Henry naps on the far end of the couch. He prefers the ball position when sleeping. Nala, more than not, will sleep on the other end of the couch with her head resting on the arm. My favorite of her sleep positions is when she lies behind me, straight out. I can feel her heart beating and her chest rising up and down. She keeps my back warm.
Christmas is gone except for the scrub pine. It is covered with plastic and still sits in the dining room corner. I’m leaving it there as I have yet to celebrate Christmas with my friends Bill and Peg and Jay and Clare. I’ll play songs of the season and light the tree and we’ll do presents.
When I was a kid, January was the worst month. We had no days off. It was always cold and rainy or snowy. My shoes and sometimes my socks were soaked from the walk to school. We often had to skip recess because of the weather. January had nothing to commend it. If humans hibernated, January would be my pick to sleep through and away.
When we visited my father’s parents, my brother and I would play in the backyard, mostly the neighbor’s backyard. It had a wire chicken coop but no chickens. Vegetables were planted instead. It had a small but thrilling hill for tricycles. All of the neighbors’ houses were built at the same time, all on a narrow strip of land between two busy roads. Houses faced each road, two on one road, three on the other. After my grandfather died, my grandmother sold the house. Years later I just happened to be going down one of those busy roads so I gave my grandparents’ house a look. I was surprised by what I saw. I always thought the backyards were huge, but over the years each owner had put up a fence around his house and yard perimeter so the backyards have pretty much disappeared superseded by the fences. Behind the houses I could see the old clothes lines with the wooden posts, there since my day, a couple of chairs, a small table and a grill, a not so big grill.

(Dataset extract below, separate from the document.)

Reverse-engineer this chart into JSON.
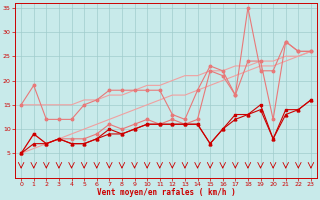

I had great memories of that backyard behind all of the houses. Mostly I remember the hill, a huge tree with a giant spreading trunk growing beside my grandparents’ house and the house next door and all of those clotheslines in a row from yard to yard. It was a neighborhood. Everyone knew everybody and waved and chatted.
I don’t know when the first fence went up, but I figure after it did the other neighbors were quick to protect their spits of land with their own fences. “Good fences make good neighbors,” would be the perfect commentary.